- Molecular variants with prognostic significance: Recent genomic studies have determined that medulloblastomas have distinct molecular variants based on immunohistochemical markers: DKK1 (WNT), SFRP1 (SHH), NPR3, and KCNA1. These variants have important prognostic implications, as the progression-free and overall survival rates are dramatically different among subgroups (27).
- W.H.O. Grade IV: Medulloblastomas are malignant tumors that are categorized as W.H.O. Grade IV (12).
- Densely packed cells on low-power magnification: Medulloblastomas are composed of densely packed cells with hyperchromatic nuclei and scant cytoplasm (12).
- Nuclear pleomorphism with rosettes on high power: Tumors have significant nuclear pleomorphism, high mitotic activity, and neuroblastic (Homer Wright) rosettes in fewer than 40% of cases.
- Immunohistochemistry: Medulloblastomas most commonly have neuronal differentiation, which is manifested by immunopositivity for neuronal markers such as synaptophysin.

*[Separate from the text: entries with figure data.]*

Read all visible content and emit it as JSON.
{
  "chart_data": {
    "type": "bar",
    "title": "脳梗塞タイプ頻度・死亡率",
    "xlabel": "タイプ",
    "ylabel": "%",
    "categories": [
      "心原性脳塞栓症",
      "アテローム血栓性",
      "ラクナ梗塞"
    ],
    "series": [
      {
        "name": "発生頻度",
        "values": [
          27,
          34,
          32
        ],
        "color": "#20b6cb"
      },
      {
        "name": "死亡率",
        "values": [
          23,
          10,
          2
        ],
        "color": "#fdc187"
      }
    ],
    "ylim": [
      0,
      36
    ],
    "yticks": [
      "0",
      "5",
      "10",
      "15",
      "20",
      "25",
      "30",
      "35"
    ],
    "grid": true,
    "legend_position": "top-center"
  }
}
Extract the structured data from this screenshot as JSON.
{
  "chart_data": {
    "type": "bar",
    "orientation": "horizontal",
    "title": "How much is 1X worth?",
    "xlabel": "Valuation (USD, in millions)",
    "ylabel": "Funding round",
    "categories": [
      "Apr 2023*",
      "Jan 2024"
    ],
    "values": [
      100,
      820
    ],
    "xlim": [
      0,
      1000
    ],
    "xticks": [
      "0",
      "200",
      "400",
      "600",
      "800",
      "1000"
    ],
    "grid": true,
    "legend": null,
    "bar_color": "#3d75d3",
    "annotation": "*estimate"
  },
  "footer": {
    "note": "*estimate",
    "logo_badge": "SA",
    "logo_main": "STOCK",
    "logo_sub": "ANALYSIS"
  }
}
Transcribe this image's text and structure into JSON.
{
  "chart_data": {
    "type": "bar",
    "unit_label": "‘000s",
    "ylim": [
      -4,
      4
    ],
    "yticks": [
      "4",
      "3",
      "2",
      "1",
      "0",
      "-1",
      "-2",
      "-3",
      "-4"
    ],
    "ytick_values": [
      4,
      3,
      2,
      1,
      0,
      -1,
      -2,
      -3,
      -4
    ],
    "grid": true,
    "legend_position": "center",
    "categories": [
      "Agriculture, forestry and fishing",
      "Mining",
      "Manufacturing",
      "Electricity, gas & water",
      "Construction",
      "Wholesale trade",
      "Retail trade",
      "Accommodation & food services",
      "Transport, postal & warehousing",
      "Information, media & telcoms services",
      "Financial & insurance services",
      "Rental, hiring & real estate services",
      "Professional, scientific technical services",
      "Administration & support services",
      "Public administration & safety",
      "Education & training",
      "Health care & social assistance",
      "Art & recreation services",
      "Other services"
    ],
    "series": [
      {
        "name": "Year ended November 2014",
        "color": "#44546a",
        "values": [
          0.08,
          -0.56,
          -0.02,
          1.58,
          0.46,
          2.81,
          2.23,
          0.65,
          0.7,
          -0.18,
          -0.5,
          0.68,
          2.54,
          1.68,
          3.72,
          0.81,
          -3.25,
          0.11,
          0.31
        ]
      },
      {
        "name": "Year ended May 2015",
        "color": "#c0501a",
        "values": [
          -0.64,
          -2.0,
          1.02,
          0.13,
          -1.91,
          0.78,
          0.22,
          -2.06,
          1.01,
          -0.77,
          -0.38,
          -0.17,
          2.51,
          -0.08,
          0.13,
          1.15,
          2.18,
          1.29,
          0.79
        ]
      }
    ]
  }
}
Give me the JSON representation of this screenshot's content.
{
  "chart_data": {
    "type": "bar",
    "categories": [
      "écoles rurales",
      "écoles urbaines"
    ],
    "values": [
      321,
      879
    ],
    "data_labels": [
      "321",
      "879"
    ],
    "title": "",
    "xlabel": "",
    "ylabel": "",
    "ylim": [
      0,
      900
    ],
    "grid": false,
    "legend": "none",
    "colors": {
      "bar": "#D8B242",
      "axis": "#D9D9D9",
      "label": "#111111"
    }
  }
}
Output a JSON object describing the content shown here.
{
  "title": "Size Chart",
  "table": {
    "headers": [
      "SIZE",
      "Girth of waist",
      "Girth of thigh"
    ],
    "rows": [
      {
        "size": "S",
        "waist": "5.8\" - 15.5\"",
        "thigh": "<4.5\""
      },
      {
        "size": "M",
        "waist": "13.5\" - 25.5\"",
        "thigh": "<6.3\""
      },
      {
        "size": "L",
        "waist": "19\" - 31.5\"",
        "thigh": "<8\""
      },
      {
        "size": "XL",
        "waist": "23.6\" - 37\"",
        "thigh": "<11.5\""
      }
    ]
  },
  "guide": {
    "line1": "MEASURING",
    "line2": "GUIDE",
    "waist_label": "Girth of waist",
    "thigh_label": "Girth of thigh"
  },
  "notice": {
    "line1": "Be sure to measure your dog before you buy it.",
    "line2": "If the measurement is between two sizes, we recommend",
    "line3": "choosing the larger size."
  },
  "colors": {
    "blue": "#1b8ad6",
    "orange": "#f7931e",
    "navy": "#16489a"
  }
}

- MIB-1 labeling index: The MIB-1 level is typically very high, reflecting significant cellular proliferation.
- Histologic variants: Histological subtypes have been described that have varying responses to treatments. They include desmoplastic/nodular medulloblastoma, medulloblastoma with extensive nodularity, anaplastic medulloblastoma, large cell medulloblastoma, myogenic differentiation (medullomyoblastoma), and melanocytic differentiation (melanocytic medulloblastoma) (12).